A Democracia Escolhe. Mas Como Escolhe?
O voto responde quem exerce o poder. A qualidade da democracia depende de como escolhemos quem o exercerá.
A democracia representa uma das maiores conquistas da civilização. Ao substituir a hereditariedade, a força e o privilégio pelo voto, respondeu a uma pergunta fundamental: quem deve escolher os governantes?
A resposta foi simples e poderosa: o povo.
Mas a democracia jamais respondeu a uma segunda pergunta, talvez ainda mais importante: como o povo escolhe?

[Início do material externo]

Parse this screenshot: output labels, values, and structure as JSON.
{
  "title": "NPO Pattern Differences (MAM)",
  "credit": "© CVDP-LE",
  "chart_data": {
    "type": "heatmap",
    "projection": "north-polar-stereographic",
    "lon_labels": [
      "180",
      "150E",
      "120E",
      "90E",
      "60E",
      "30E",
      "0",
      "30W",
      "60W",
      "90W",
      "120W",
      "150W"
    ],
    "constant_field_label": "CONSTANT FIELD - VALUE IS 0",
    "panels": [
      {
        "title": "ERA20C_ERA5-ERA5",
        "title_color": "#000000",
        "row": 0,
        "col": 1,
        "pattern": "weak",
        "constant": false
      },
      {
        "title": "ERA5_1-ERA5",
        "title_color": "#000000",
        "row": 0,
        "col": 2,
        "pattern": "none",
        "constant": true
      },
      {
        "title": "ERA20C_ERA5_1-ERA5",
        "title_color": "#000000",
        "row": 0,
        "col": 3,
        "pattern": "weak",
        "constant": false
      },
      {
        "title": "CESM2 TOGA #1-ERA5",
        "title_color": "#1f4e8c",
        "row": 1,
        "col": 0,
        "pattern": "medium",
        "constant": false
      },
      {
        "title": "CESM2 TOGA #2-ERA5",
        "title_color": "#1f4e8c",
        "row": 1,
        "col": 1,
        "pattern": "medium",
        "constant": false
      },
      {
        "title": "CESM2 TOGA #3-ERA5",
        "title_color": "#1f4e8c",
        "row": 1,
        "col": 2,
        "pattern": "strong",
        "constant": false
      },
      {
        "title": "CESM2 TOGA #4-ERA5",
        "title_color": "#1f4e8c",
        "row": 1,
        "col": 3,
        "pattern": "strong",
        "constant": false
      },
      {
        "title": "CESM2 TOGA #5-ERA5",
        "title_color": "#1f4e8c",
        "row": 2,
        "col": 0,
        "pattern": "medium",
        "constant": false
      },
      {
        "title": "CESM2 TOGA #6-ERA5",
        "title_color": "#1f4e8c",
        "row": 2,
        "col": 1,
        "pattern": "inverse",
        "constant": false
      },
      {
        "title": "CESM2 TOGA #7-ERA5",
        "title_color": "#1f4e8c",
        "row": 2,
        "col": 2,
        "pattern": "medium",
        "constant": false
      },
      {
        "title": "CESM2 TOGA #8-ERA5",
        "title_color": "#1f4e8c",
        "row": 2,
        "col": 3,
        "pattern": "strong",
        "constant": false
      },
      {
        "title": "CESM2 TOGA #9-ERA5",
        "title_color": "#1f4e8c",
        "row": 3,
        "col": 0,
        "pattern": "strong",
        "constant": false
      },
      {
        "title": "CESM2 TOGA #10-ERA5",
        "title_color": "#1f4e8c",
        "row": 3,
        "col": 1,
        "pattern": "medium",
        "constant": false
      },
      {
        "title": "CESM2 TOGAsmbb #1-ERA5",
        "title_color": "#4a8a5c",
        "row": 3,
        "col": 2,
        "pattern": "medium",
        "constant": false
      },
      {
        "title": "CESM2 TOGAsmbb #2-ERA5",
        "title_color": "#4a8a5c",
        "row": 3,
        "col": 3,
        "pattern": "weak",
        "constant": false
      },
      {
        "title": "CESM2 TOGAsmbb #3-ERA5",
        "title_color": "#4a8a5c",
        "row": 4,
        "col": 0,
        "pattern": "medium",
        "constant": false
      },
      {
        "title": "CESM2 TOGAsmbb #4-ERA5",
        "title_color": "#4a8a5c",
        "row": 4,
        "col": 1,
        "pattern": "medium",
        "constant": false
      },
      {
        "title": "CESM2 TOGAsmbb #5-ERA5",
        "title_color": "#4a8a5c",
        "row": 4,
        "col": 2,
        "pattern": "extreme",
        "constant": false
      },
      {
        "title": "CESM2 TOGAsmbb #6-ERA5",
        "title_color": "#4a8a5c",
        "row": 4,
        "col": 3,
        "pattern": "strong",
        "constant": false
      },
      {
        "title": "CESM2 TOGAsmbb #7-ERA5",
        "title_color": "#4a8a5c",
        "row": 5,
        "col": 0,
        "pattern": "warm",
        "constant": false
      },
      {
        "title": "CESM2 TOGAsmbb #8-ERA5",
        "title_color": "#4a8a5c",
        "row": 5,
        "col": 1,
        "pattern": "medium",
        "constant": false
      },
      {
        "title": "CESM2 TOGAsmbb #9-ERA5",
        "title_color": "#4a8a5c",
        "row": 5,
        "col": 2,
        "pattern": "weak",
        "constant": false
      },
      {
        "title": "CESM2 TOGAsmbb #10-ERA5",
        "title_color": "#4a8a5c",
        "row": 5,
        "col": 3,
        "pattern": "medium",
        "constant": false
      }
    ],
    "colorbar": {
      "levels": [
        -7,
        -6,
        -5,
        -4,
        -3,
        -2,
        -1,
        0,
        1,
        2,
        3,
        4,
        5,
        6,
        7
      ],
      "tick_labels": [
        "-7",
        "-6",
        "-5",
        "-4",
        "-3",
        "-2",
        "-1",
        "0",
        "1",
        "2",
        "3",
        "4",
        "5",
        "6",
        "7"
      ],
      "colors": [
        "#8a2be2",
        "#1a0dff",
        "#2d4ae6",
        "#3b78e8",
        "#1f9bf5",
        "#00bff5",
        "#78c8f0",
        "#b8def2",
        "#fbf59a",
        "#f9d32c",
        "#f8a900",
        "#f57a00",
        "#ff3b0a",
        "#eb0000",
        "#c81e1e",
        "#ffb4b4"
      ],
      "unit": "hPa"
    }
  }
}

Essa distinção parece sutil. Não é.
O direito de votar não produz, automaticamente, boas escolhas. A urna é um instrumento extraordinário para contar votos. Não foi concebida para medir competência, preparo, discernimento, capacidade administrativa ou compromisso com o interesse público.
Supõe-se que o eleitor faça essa avaliação.
Na prática, porém, seres humanos escolhem outros seres humanos utilizando critérios profundamente humanos. Confiamos em quem conhecemos.
Admiramos quem obteve sucesso. Tendemos a acreditar que alguém competente em uma atividade também o será em outra. A psicologia chama esse fenômeno de efeito halo: o prestígio conquistado em um campo acaba irradiando credibilidade para áreas completamente diferentes.
Assim, atletas, artistas, empresários, comunicadores, líderes religiosos, militares, influenciadores e inúmeras outras personalidades frequentemente transformam notoriedade em capital político. Alguns revelam extraordinária vocação para a vida pública. Outros decepcionam. A profissão de origem, por si só, não determina o resultado.
O problema tampouco é a renovação. Democracias saudáveis precisam renovar seus quadros e incorporar pessoas vindas das mais diversas experiências de vida.
A questão é outra.
Governar uma sociedade complexa talvez seja uma das tarefas intelectualmente mais exigentes que existem. Exige compreender economia, direito, administração pública, orçamento, relações internacionais, processo legislativo e, sobretudo, avaliar consequências que muitas vezes só se tornarão visíveis anos depois.
No entanto, raramente perguntamos aos candidatos se dominam essas competências.
Perguntamos se são simpáticos. Se falam bem. Se representam nossas convicções. Se nos emocionam. Ou simplesmente se já conhecemos seus nomes e rostos.
Em poucas atividades delegamos responsabilidades tão complexas utilizando critérios tão informais.
Não embarcaríamos em um avião pilotado por alguém apenas porque é famoso. Não entregaríamos uma cirurgia a um excelente cantor. Nem contrataríamos um engenheiro porque foi um grande jogador de futebol.
Na política, entretanto, frequentemente confundimos reconhecimento público com preparo para governar.
Talvez porque esperemos da democracia algo que ela nunca prometeu oferecer.
A democracia não é um mecanismo destinado a selecionar os mais capazes. É um mecanismo destinado a garantir que o poder permaneça nas mãos dos cidadãos. A qualidade das escolhas depende menos das instituições do que da maturidade com que os eleitores exercem esse poder.
Por isso, o Parlamento costuma refletir menos a qualidade dos candidatos do que os critérios utilizados pelos eleitores.
Costuma-se dizer que cada povo tem o governo que merece. A frase é severa e, muitas vezes, injusta.
Talvez seja mais preciso afirmar que cada democracia produz representantes compatíveis com a maneira pela qual seus cidadãos escolhem.
Enquanto confundirmos popularidade com competência, visibilidade com preparo e fama com capacidade de governar, continuaremos esperando da democracia resultados que ela, sozinha, jamais poderá garantir.
O voto responde admiravelmente à pergunta quem escolhe.
A resposta à pergunta como escolhemos continua sendo, inteiramente, responsabilidade nossa.